Buy-to-let investors with properties in expensive areas could see their incomes hit by the Government’s new welfare reforms.
Parts of outer London and the south coast will be affected by the £23,000 annual benefit cap, which the Government plans to introduce in this Parliament.
With housing prices so high, one in four private tenants in England now claim housing benefit, an increase of almost 90% in the past six years.
The Government has recently joined housing benefits and other payments together into a scheme called Universal Credit, which is being introduced in stages around the country.
This will be capped for out-of-work households in a bid to make working individuals better off. However, reducing the maximum benefit could make it difficult for some renters to pay their rent.
Founder of Landlord Action – which helps landlords with rent arrears and evictions – Paul Shamplina, reports that he has seen “a lot of landlords in London and the South East exiting the market” in the last 18 months, as benefit cuts make it harder to find tenants that can afford the rent.
“Especially in London, because rents are so high, tenants are being evicted and [moving to] places like Birmingham and Slough,” explains Shamplina. “It is only going to get tougher for landlords.”
Landlords are also facing a growing problem of tenants sub-letting rooms in their properties to benefit claimants who cannot afford their own home.
The Chief Executive of the National Landlords Association (NLA), Richard Lambert, believes that fewer landlords will let to people on benefits due to the cap.
As a consequence, Lambert is worried about “the practicalities for people who live chaotic lives”, who are becoming less able to afford private rental accommodation.

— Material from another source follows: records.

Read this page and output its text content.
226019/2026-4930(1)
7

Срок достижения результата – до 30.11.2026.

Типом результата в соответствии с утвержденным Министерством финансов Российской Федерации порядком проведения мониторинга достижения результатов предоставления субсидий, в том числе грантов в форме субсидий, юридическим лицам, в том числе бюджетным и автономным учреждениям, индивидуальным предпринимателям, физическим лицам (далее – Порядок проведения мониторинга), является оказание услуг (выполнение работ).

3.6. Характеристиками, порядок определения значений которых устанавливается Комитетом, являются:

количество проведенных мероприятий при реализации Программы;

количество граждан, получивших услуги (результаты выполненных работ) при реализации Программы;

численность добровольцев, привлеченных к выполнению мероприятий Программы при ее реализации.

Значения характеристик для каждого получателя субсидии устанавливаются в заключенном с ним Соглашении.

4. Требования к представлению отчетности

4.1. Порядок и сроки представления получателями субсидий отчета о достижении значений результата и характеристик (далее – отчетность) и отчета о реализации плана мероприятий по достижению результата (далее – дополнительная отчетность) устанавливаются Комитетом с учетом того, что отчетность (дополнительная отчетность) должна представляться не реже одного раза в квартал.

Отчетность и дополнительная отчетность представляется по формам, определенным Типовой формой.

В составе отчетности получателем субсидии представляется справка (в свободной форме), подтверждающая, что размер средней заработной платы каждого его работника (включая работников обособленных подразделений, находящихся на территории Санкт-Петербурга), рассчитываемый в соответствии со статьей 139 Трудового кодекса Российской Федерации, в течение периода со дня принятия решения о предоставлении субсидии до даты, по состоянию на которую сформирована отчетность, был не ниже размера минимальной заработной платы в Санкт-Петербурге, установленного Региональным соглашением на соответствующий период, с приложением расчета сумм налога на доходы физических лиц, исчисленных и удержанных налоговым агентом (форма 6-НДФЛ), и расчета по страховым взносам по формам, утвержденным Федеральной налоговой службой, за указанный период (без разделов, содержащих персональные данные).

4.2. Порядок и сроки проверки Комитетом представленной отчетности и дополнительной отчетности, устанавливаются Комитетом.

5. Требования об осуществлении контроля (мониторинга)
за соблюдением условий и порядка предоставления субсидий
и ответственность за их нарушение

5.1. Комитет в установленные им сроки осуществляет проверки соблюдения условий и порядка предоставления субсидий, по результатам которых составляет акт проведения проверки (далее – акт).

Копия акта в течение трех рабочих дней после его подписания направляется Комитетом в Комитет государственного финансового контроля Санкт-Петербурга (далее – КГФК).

He says: “This puts the most vulnerable in society in a very difficult position.”
And the Chief Executive of housing charity Shelter, Campbell Robb, thinks that businesses could be hit, as the changes could make urban areas “no-go zones for anyone on average or below-average wages”.
He adds: “If we want to safeguard the [economic] recovery, we need to make sure that the people who keep our economy going will be able to find a genuinely affordable place to live.”
It is important to note that banks could review their buy-to-let policies if the benefit changes start to hit landlords’ cash flow.
Head of External Relations at the Council of Mortgage Lenders (CML), Sue Anderson, explains: “If benefits are reduced, then to the extent that those benefits impact on cash flow of the borrower and therefore risk to the lender, the changes could result in a greater build up of arrears.”
If you rent to benefit tenants, it is important to ensure that your landlord insurance covers rent guarantee, to avoid any lost income.